CORRECTION: This statement is also 100% false and has no basis in university level research or even simple reading of researched articles such as "Columnaris & Saprolegnia Disease"

Here is a quote from the above referenced article:
"In fact since Columnaris is strictly aerobic, the addition of more aeration/circulation will do nothing to stop Columnaris other than to possibly help the fish fight this disease pathogen."

I would also reference this university level article as well:
http://etd.lsu.edu/docs/available/etd-11112004-113024/unrestricted/Farmer_thesis.pdf

* "As mentioned above, Columnaris loves hard water and high pH."

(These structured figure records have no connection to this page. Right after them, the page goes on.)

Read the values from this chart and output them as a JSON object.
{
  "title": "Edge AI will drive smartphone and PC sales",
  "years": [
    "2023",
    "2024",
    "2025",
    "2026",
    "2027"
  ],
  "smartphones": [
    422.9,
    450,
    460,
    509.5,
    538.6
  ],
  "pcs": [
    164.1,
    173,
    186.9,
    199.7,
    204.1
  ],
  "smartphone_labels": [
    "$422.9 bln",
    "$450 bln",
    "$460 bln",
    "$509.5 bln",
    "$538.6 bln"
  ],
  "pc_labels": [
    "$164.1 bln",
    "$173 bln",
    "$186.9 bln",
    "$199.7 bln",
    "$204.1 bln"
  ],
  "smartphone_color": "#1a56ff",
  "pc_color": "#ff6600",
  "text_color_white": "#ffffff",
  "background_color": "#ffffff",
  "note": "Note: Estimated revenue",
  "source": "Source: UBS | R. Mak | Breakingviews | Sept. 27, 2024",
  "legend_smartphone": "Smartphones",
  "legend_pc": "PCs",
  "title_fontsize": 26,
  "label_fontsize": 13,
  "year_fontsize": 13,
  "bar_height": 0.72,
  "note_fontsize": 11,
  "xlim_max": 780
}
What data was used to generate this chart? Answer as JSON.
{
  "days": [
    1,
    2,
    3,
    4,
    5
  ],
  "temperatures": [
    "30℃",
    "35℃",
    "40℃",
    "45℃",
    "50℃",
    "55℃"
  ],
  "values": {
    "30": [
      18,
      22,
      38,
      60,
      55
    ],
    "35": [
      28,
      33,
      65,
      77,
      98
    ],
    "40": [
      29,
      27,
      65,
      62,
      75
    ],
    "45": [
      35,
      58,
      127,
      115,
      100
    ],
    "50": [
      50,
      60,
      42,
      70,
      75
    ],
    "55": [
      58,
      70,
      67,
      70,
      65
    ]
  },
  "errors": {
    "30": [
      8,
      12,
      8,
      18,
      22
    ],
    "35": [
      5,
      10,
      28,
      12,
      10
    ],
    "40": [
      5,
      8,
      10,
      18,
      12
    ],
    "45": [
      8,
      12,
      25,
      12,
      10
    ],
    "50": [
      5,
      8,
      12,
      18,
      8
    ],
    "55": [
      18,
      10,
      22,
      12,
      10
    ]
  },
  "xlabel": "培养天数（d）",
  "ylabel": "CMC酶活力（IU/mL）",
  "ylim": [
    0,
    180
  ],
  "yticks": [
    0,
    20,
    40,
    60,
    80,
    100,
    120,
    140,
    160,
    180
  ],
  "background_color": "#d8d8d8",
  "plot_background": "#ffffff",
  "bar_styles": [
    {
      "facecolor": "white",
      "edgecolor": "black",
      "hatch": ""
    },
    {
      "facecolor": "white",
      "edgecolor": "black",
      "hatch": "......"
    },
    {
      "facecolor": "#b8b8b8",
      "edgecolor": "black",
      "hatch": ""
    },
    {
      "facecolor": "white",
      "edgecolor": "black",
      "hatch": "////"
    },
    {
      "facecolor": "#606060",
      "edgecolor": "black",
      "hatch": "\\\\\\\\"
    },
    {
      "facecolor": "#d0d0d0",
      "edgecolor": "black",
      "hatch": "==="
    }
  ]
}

CORRECTION: This statement is not as inaccurate as the other two statements, but it does show a lack of understanding of basic disease prevention water chemistry, in particular the Redox Balance and important of positive mineral ions in the water.

As well there is no scientific data to show the statement that Columnaris "loves hard water and high pH" (although Columnaris certainly 'loves' warm water, especially over 75 F), if anything the opposite is true based on both observations and data. The lack of KH, resulting in an unstable pH can be a major Columnaris causing stressor. Even more so the lack of positive mineral ions such as calcium is not only a stressor, but lowers the Redox Balance and the ability of the fish to fight infections via proper osmoregulation.
What ironic, is that this same article later recommend the use of Atison's Betta which includes calcium along with Indian Almond Leaf (& is a good product).
Personally I think the use of a mineral block such as a Wonder Shell which will keep a constant supply of positive calcium ions in the water column (unlike Atison's Spa), combined with a more pure source of Indian Almond Leaf such as Bio Lif is a better way to go.